The unconscious mind is powerful. Mine allows me to remember a name or fact only when I stop thinking about it. (I see your head nodding in agreement!)
Writing blogs often involves taking long breaks where I step away from the “great” thought I’ve captured and work on something else. It may seem that I make no progress on the blog during that time. Actually my unconscious mind is refining my ideas while I focus on something else. Sometimes I even find resolution to thorny problems in my dreams. (Rare, but it does happen!)
When you don’t think you’re thinking about the decision, your brain is still working on it without your awareness. So don’t buy that house today or hire that person you just interviewed. When a decision really matters, sleep on it, and engage more of your brain power.
Your unconscious and conscious minds agree. You should contact Humanergy to achieve insight about better decision-making.
Photo from iStockphoto.
Is there any hard data that would support delaying a decision makes for a better decision? If waiting over night makes for a better decision, why not wait for 3 days and make an even better decision?
Good question, Bill! The research says that the best decisions integrate conscious and unconscious thought. So it makes some sense that as long as you’re still in the active thinking (conscious) process, then you’ll be sleeping on it too. Once you stop actively thinking about the problem, your unconscious processes drop off too. So if it’s a big decision that requires lots of thinking, take three days if you can!

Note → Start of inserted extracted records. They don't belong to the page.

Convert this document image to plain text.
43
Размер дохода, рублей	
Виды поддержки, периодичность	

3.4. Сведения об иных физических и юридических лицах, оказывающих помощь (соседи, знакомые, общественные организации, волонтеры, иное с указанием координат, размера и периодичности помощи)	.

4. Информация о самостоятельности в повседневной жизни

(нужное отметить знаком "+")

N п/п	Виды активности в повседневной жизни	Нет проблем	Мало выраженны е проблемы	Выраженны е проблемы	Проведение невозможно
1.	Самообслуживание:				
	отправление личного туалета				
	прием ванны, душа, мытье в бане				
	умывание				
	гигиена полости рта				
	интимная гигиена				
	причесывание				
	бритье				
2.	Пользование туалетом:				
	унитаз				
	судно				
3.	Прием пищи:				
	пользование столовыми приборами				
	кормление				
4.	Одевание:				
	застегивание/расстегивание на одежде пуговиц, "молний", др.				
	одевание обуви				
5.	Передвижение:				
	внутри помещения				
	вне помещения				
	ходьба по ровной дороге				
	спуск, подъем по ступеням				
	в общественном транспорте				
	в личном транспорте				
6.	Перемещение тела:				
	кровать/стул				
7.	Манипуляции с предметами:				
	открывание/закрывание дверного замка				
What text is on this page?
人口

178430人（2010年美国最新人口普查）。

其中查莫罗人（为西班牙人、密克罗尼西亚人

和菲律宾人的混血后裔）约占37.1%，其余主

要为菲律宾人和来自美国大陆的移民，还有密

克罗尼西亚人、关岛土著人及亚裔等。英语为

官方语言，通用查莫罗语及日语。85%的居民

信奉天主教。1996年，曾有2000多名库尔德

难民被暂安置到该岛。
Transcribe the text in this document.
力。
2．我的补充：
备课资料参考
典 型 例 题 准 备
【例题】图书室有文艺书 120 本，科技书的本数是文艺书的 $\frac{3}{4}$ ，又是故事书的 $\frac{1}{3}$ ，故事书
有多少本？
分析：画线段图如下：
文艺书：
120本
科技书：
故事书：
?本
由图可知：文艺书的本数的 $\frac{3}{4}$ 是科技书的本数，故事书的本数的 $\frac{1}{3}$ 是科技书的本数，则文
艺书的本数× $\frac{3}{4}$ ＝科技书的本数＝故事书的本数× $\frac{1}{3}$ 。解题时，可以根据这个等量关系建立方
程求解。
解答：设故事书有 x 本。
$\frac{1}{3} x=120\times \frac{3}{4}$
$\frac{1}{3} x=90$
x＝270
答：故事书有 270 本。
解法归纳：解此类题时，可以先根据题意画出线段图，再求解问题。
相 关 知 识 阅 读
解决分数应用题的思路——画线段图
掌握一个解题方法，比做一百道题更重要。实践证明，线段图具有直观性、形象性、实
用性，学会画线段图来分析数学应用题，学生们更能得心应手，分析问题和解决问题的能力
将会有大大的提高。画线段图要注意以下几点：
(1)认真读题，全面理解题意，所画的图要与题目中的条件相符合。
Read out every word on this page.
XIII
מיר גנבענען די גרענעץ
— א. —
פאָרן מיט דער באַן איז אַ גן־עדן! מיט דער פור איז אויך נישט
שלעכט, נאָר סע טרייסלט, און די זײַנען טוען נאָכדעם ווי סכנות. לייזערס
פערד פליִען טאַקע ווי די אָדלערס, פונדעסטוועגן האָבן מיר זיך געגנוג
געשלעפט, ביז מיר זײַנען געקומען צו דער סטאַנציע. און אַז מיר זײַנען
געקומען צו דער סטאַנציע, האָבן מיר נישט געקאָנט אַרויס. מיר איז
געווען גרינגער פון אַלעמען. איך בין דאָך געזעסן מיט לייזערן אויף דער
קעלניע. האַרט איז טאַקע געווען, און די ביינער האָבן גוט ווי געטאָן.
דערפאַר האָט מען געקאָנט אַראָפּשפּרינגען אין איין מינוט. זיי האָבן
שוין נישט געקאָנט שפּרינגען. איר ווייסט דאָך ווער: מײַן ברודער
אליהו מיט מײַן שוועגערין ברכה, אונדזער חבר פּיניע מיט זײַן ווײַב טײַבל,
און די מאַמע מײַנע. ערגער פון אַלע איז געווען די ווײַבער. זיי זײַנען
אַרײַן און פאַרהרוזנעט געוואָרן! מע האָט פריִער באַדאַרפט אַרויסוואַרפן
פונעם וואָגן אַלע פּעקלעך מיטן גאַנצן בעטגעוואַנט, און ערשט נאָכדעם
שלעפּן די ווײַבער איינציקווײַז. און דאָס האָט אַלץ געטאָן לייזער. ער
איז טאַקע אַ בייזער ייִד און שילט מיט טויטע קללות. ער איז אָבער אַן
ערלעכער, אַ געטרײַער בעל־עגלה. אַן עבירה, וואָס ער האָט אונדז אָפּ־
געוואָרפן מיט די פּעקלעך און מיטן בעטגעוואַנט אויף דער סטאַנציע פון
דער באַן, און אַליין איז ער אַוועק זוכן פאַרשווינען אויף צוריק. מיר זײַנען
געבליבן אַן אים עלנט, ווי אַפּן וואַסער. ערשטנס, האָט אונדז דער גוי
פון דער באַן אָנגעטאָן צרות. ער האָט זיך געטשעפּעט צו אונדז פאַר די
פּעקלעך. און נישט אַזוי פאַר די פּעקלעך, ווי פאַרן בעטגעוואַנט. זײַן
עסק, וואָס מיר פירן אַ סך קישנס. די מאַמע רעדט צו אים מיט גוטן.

I find that not just decision-making benefits from the “wait a bit” process. I wrote a 100-page thesis in about 8 hours after allowing my brain to accumulate, assess, analyze, organize and edit the information I had been researching for nearly 6 months. It was a total “brain dump” and I firmly believe that allowing my unconscious mind to do the work was a huge part of the process (oh, I got an A on that thesis;-)
There’s never a BIG decision that must be made immediately (OK, life and death things aside); reflect and let your magnificient mind do it’s thing…good things come to those who wait!
Talia Champlin, a friend, blog reader and wonderful realtor, takes issue with NOT buying the house. So, go ahead and sleep on it, but buy the house, she says! 🙂
I agree with this article. I will also sleep on a decision if neither answer is the best answer becasue sometimes a third answer exists.